The dissertation consists of four chapters, covering respectively the topics on contract theories and industrial organizations. All papers, albeit diverse, fall taxonomically into the grand category of microeconomics.
Chapter 1, entitled "Outside Option Principle, Investment Specificities and Efficient Contract Design", discusses the optimal contract design problem between two parties in a framework in which alternating investments are made to implement a joint project. Investments by agents in joint project generally result in inefficiency when hold up problem is present. Investment inefficiency may be due either to the incompleteness inherent in most of contracts or to the agents' holdup behaviors incurred therefrom. This paper shows that in a non-repeat transaction framework, when the investment sequence in the static holdup model is relaxed, a dynamic sequential investment model in which one party makes an endogenous kickoff investment, may not only solve the holdup problem, but also help to break the IR failure constraint that may occur under the static sequential investment regime. Renegotiation arrangement, combined with the application of the outside option principle, can induce both parties to invest efficiently under the conditions when investments of both parties are independent or substitute at the margin. Furthermore, the result of the paper explains why the scheme of staged-financing has been widely used in venture capital industries, as observed in many empirical works in the literature.
Chapter 2, entitled "Endogenous Timing of Investment and Option Contract Credibility in Joint Ventures", studies the endogenous timing on the implementation of option contract that has been widely used in the partnership and joint venture industries. A number of papers had addressed the theoretical framework on the utilization of option contracts as instruments to improve the investment efficiency and to solve the holdup problems resulted from contractual incompleteness. However, there has been a discrepancy as to the efficacy of the option contract when it is exercised under different assumptions on the timing about the exercise date of the option contract. We show that, when time preference is a concern, credibility on the timing of the option contract is endogenously decided, without relying on the stronger assumption that renegotiation after expiry of the option contract could be credibly prohibited. In particular, our model gives the conditions for the credible implementation of an option contract with stipulated exercise date. Both time preference and the side payment ex ante will affect the bilateral investment timing for a given option contract. Dichotomously, to render credible the option contract, suitable ex ante surplus sharing should be endogenously reflected in the option contract; while for a given initial contract with stipulated option exercise price and date, the credibility of the option contract or investment path are endogenously determined. Links connecting option credibility and option contract design are determined. Ranges of feasible payment transfer in the initial contract to achieve the efficiency is endogenously determined, depending on the ex ante bargaining powers of the parties.
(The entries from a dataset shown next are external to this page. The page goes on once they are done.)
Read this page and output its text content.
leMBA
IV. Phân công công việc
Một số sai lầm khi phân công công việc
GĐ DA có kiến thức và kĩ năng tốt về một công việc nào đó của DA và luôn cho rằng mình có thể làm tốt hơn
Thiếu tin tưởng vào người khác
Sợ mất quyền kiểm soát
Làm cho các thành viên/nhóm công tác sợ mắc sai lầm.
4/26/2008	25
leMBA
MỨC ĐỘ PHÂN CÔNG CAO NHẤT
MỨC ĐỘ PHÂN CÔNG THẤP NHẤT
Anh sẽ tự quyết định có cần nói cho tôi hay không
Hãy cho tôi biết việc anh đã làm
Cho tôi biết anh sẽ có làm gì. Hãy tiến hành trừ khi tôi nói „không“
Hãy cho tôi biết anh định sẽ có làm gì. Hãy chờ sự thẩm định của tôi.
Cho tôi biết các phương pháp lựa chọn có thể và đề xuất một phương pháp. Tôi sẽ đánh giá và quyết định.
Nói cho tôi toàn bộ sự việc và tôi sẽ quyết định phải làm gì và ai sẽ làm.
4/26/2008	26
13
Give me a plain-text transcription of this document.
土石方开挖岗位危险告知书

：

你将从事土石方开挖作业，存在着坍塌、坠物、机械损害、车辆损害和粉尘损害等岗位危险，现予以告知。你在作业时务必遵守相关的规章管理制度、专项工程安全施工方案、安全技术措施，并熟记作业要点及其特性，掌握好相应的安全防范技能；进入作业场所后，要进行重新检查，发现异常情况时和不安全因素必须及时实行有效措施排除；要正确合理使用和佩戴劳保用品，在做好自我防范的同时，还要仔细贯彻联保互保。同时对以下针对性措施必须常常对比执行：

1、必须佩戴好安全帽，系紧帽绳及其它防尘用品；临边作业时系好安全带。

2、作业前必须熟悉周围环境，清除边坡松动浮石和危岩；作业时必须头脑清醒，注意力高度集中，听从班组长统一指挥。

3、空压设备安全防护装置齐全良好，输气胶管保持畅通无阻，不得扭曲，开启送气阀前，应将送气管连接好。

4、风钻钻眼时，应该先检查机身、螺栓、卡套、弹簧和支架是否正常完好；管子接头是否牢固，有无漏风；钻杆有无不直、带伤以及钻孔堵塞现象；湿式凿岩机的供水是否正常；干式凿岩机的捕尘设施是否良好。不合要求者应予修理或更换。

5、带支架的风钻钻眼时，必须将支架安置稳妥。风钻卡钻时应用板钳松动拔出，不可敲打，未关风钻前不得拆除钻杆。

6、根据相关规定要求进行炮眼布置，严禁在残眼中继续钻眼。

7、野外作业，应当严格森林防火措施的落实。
Chapter 3, entitled "Social Optimality, Externality and Contract Damage Remedies", discusses, in the domains of contract laws and contract theories, the effects of various rules of remedy on investment efficiencies when externality exists in a bilateral buyer-seller relationship. Existence of externality would alter the effectiveness of various damage remedy rules as employed in contract laws, such as rules of specific performance (SP), expected damage (ED) and reliance damage (RD), in inducing efficient reliance investments in bilateral buyer-seller relationship. Specifically, we show that specific performance rule and expected damage rule do not necessarily dominate one another when the buyer discounts on the resalable product. If different remedy rules are employed, product resalability will alter the status quo conditions of the parties when renegotiation is deemed to be necessary to improve ex post efficiency, which in turn will affect the reliance investment incentives ex ante. Effects of renegotiation on reliance investment and social welfare are studied under different remedy rules. Based on the extent of the resalability of the underlying product, the article gives guidance on optimal remedy rule choices to govern the contractual relationships under different trading scenarios.
Chapter 4, entitled "Effects of Piracy Market on Monopolistic Pricing Strategies", illustrates the effects of piracy market on the producer's pricing strategy and the social welfare in a framework in which the pirate, the producer and the heterogeneous consumers interact strategically. Price competition between the producer and the pirate is investigated in a two-period model to capture the idea of the preemptive power of the producer, in the sense that piracy activity generally lags the product marketing activity of the producer and renders the latter a temporary monopolistic power. Our findings show that, by introducing the preemptive power of the producer, the pirate will play an important leveraging role in reallocating between the consumers and the producer the social welfare surplus resulted from the entry of the pirate who only captures a relatively small portion of the surplus in comparison with that of the consumers and the producer, as partially justified by the empirical works in the literature. When the pirated product is a close substitute of the original one, the pirate would tend to lower the quality of the pirated product, thus lowering the valuation expectation of the consumers on the pirated product, even though the pirate possesses the capability or copying techniques to make it with higher quality. Moreover, when network externality exists in the market, the pirate will choose an optimal quality parameter, which is a decreasing function of the externality parameter. Effects of network externality on the choice of preventative measures by the producer are also discussed.